Traders sue Kalshi for $54M after platform voids Iran-leader contract; Polymarket also under scrutiny

Kalshi, a US-regulated prediction-market platform, is facing a class-action lawsuit after it invoked a contractual “death carveout” to void a market that asked whether Iran’s Supreme Leader Ayatollah Ali Khamenei would leave office before March 1, 2026. Plaintiffs allege Kalshi’s action avoided paying roughly $54 million to winning traders after reports that Khamenei was killed in a US‑Israeli strike. The suit, filed in the US District Court for the Central District of California, argues the death carveout and its application were not adequately disclosed and seeks compensatory and punitive damages. Kalshi CEO Tarek Mansour defended the decision, saying the platform followed its rules prohibiting payouts that directly benefit from death, refunded fees and reimbursed net losses so no trader lost money, and did not profit from the contract; some users dispute this and posted screenshots alleging only partial payouts. The disputed market had more than $54 million in trading volume and individual plaintiffs held modest positions.

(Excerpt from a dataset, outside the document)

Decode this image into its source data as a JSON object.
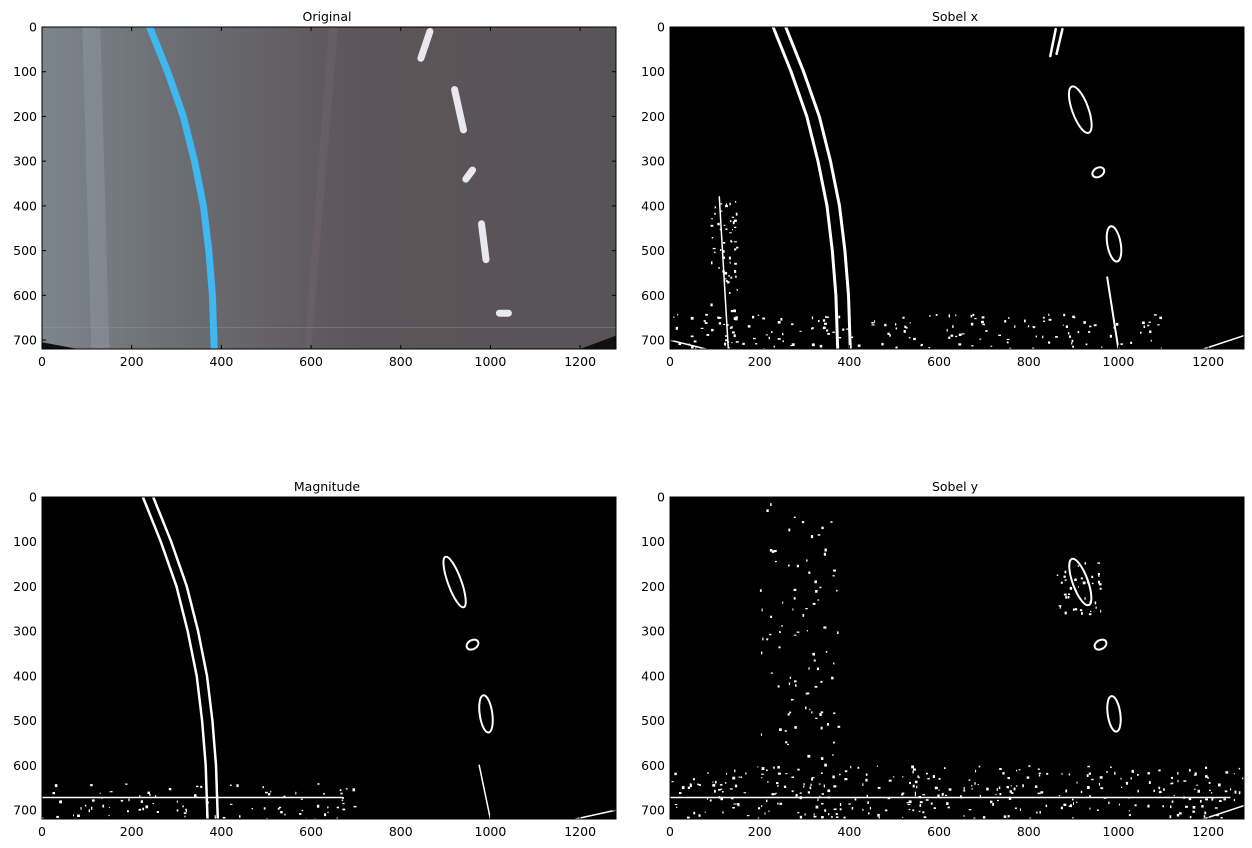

Separately, other prediction markets such as Polymarket have drawn regulatory scrutiny for war- and violence-related contracts; Polymarket removed a nuclear-detonation contract that exceeded $650,000 in volume, and reports say some accounts cashed out about $1.2 million after betting on a US attack on Iran. Key takeaways for traders: event-driven prediction markets carry legal and regulatory risk, platform resolution rules (including carveouts) can produce sudden, nonstandard payouts or voids, and counterparty/settlement risk should be factored into position sizing and risk management.
Bearish
This news increases legal, regulatory and counterparty risk for prediction-market platforms. For traders, the immediate effect is heightened uncertainty around contract resolution and payout certainty: large event-driven markets can be voided or paid at nonstandard rates if platforms invoke carveouts or other discretionary rules. That uncertainty raises funding and liquidity risk for participants and may reduce willingness to take large directional positions in similar markets. In the short term, volumes and implied liquidity on prediction-market venues are likely to drop and risk premia will widen, which is negative (bearish) for assets tied to those venues or market tokens. Over the longer term, increased regulatory scrutiny and potential litigation could force platforms to tighten listings, add conservative resolution rules, or face fines — all of which sustain higher counterparty risk and constrain product offerings. For crypto traders specifically, the incident is a reminder to account for platform-level settlement risk when sizing positions in event-driven contracts and to prefer venues with clear, transparent resolution policies or on-chain settlement where possible.